Não direi tanto, mas reconheço que a maior fatia das presenças foi para o grupo dos amigos de Alex. Bastava olhar para a sala. O próprio jornal do congresso, três números especiais do SPNInformação, tamanho A4, que o Mário David promoveu, o confirmou: a percentagem de congressistas de idade inferior aos 30 era mínima.
Sim, sim. Reconheço que o protagonismo foi, aparentemente, mais masculino do que feminino, embora as mulheres estivessem em maioria. Estou a ver, num dos almoços, uma mesa só com mulheres. Uma mesa grande. Assim de memória estou a lembrar-me da Isabel Cunha, da Iracema, da Maria Rodrigues... Eram sete ou oito, numa mesa redonda. Alguém passou, homem, e disse "esta é que é a mesa do género".
A actual presidente da Mesa da Assembleia Geral é uma mulher. Já foi lugar ocupado por homens. Por exemplo, pelo Daniel Bessa, o que foi ministro, e pelo Alberto Amaral. Sim, sim, o que foi Reitor da Universidade do Porto. Também pertenceram ao SPN. Se calhar ainda pertencem, isso já não sei.
O que é que fica do Congresso? Muita coisa. Num dos dias vi um puto, filho de uma congressista, ou de uma funcionária, não sei bem, deslumbrar-se com o sistema de controlo das entradas. Em todas as portas havia uma máquina para ler os códigos de barras das identificações dos congressistas. Era possível saber, com rigor, quantos e quais professores estavam na sala. Reparei que durante a intervenção do Carvalho da Silva estavam mais de 200 congressistas fora e mesmo assim a plateia parecia cheia. Para esse puto, que também esteve no congresso, ficará a imagem daquelas máquinas.

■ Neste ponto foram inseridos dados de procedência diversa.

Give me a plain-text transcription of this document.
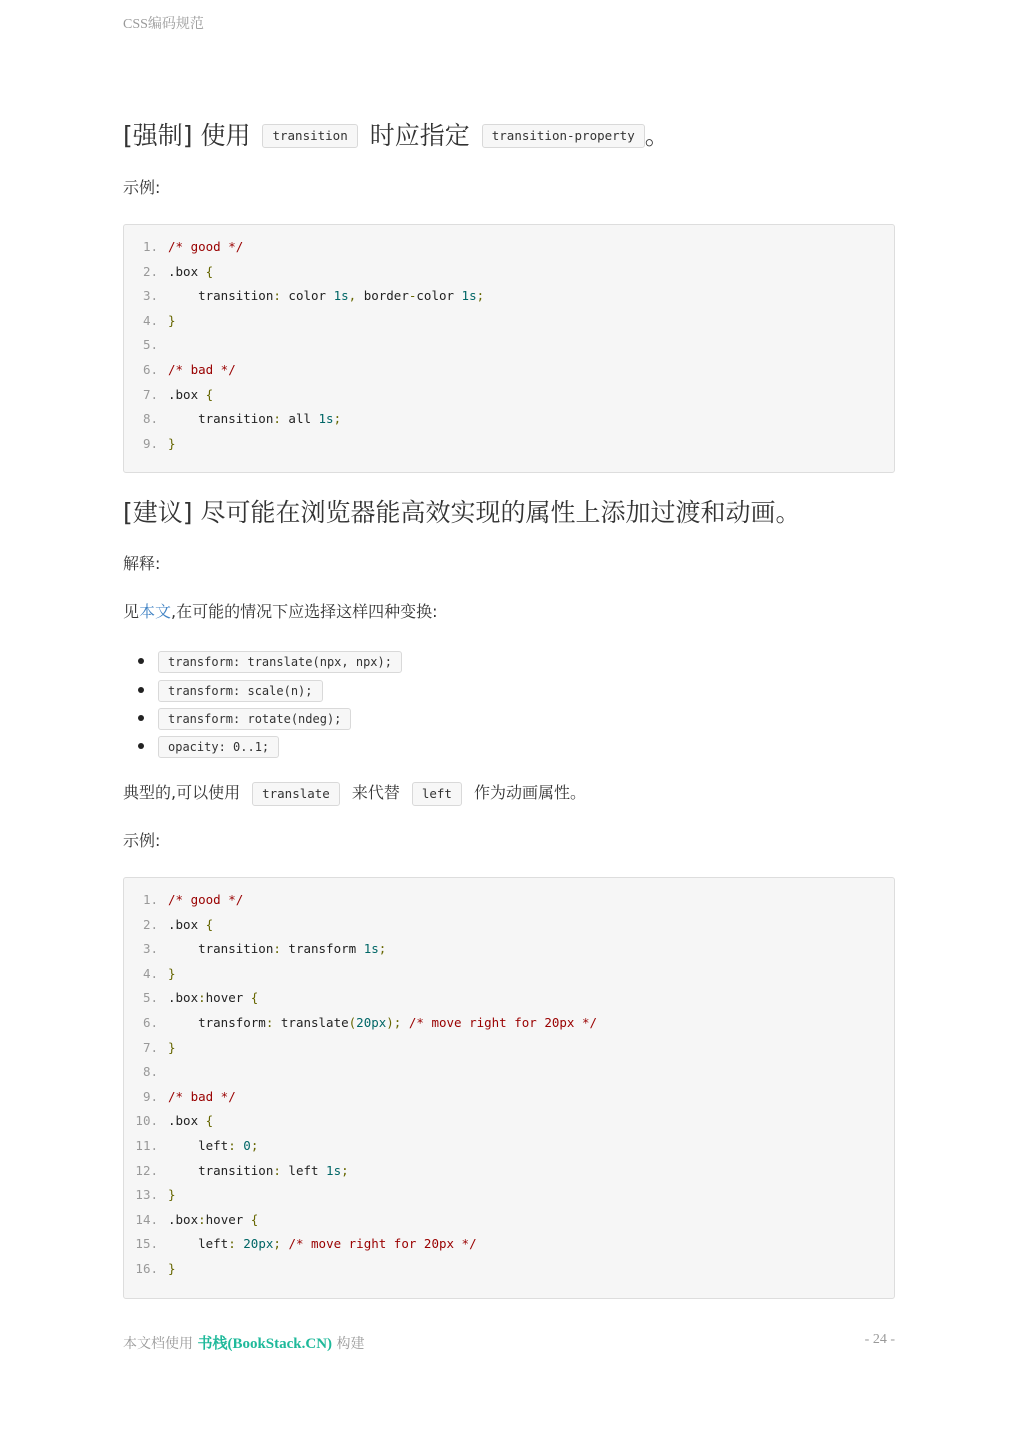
CSS编码规范
[强制] 使用 transition 时应指定 transition-property 。

示例:

1. /* good */
2. .box {
3.    transition: color 1s, border-color 1s;
4. }
5.
6. /* bad */
7. .box {
8.    transition: all 1s;
9. }
[建议] 尽可能在浏览器能高效实现的属性上添加过渡和动画。

解释:

见本文,在可能的情况下应选择这样四种变换:

transform: translate(npx, npx);
transform: scale(n);
transform: rotate(ndeg);
opacity: 0..1;

典型的,可以使用 translate 来代替 left 作为动画属性。

示例:

1. /* good */
2. .box {
3.    transition: transform 1s;
4. }
5. .box:hover {
6.    transform: translate(20px); /* move right for 20px */
7. }
8.
9. /* bad */
10. .box {
11.    left: 0;
12.    transition: left 1s;
13. }
14. .box:hover {
15.    left: 20px; /* move right for 20px */
16. }
本文档使用 书栈(BookStack.CN) 构建	- 24 -
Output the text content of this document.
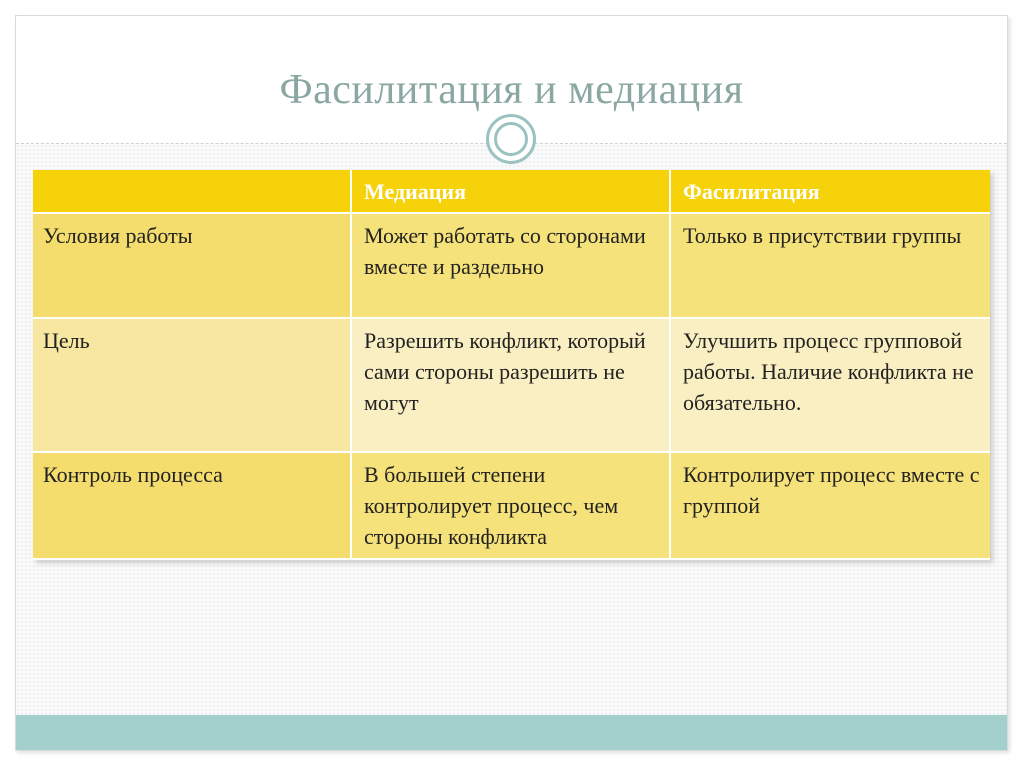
Фасилитация и медиация
	Медиация	Фасилитация
Условия работы	Может работать со сторонами вместе и раздельно	Только в присутствии группы
Цель	Разрешить конфликт, который сами стороны разрешить не могут	Улучшить процесс групповой работы. Наличие конфликта не обязательно.
Контроль процесса	В большей степени контролирует процесс, чем стороны конфликта	Контролирует процесс вместе с группой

Coisas que não tenha gostado? Da cor dos votos. Eram amarelos. O papel, a dizer Delegado, que era preciso erguer quando se votava é que era amarelo. Se calhar foi por isso que eu comprei um saco de pano, vermelho, a dizer V Congresso dos Professores do Norte. Sei lá.


O texto, reescrito por João Rita, é uma colagem de pequenas conversas recolhidas no V Congresso dos Professores do Norte.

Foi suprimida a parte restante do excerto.